3. The `gapminder` package contains information on the population size, average life expectancy, and per capita GDP for 142 countries, from 1952 to 2007 (in steps of 5 years). Download and install this package via `install.packages("gapminder")`, then load it with `library(gapminder)`. If you now type `gapminder` in the console, you should see a table with six columns. Here we will be focusing on the columns `country`, `continent`, `year`, and `pop` (the population size of the country in the given year). Now do the following exercises.
    * Let us see if and when population growth has been exponential in these countries. If the growth of the population size is exponential, then the growth of its logarithm is linear. Therefore, as a first step, take the logarithms of all population sizes in the `pop` column.
    * Nest the data by country and continent, and obtain a linear fit of log population size against year for each.
    * Extract from this, not the slope or p-value, but a different measure of the model's quality: the proportion of variance explained (R^2^). Hint: you can do this with the `glance` function, which is part of the `broom` package. It works much in the same way as `tidy`, but extracts information about model quality instead of model parameters. The R^2^ value is contained in the column called `r.squared`.
    * Make a plot with R^2^ along the x-axis and country along the y-axis, showing the R^2^ values by points. Colour the points based on the continent of the country.
    * Make the same plot but first reorder the countries by `r.squared`.
    * Which handful of countries stand out as having a particularly poor fit with the linear model? Make a plot of just the seven countries with the lowest R^2^ values. Let `year` be along the x-axis, the log population size along the y-axis, and the different countries be in separate facets. Bonus exercise: alongside these population curves, display also the predictions from the linear regressions.
    * Which are the countries with the worst model fit? Do they tend to come from a particular continent or region? Given your knowledge of recent history, can you speculate on what the reasons could be for their deviations from exponential growth?

4. In this exercise, we explore the goodness-of-fit of linear models between sepal and petal lengths in the `iris` dataset.
    * First, visualize the data.

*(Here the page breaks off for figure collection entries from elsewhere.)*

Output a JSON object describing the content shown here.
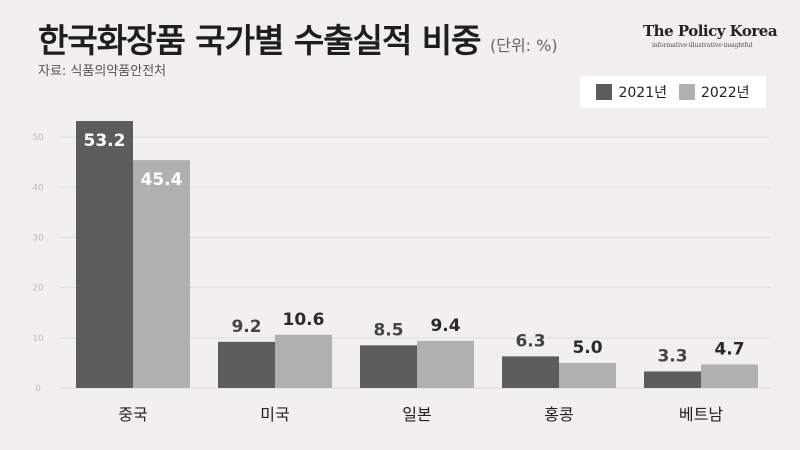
{
  "title": "한국화장품 국가별 수출실적 비중",
  "unit": "(단위: %)",
  "source": "자료: 식품의약품안전처",
  "brand": {
    "name": "The Policy Korea",
    "tagline": "informative·illustrative·insightful"
  },
  "colors": {
    "series_2021": "#5c5c5c",
    "series_2022": "#b0b0b0",
    "background": "#f2eff0",
    "gridline": "#dddddd"
  },
  "chart_data": {
    "type": "bar",
    "categories": [
      "중국",
      "미국",
      "일본",
      "홍콩",
      "베트남"
    ],
    "series": [
      {
        "name": "2021년",
        "values": [
          53.2,
          9.2,
          8.5,
          6.3,
          3.3
        ]
      },
      {
        "name": "2022년",
        "values": [
          45.4,
          10.6,
          9.4,
          5.0,
          4.7
        ]
      }
    ],
    "ylim": [
      0,
      55
    ],
    "yticks": [
      0,
      10,
      20,
      30,
      40,
      50
    ],
    "grid": true,
    "legend_position": "top-right"
  }
}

Create a plot of the `iris` dataset, using points whose x-coordinate is sepal length and y-coordinate is petal length. Let them be colored by species. Finally, show linear regressions on the points belonging to each species, using `geom_smooth`.
    * Obtain the slope of the fit for each species, and the associated p-value. Do this by first nesting the data by species, then fitting a linear model to each of them (with `map`), and extracting slopes and p-values by applying the `tidy` function in the `broom` package. Finally, `unnest` the data. What are the slopes? And are they significantly different from zero?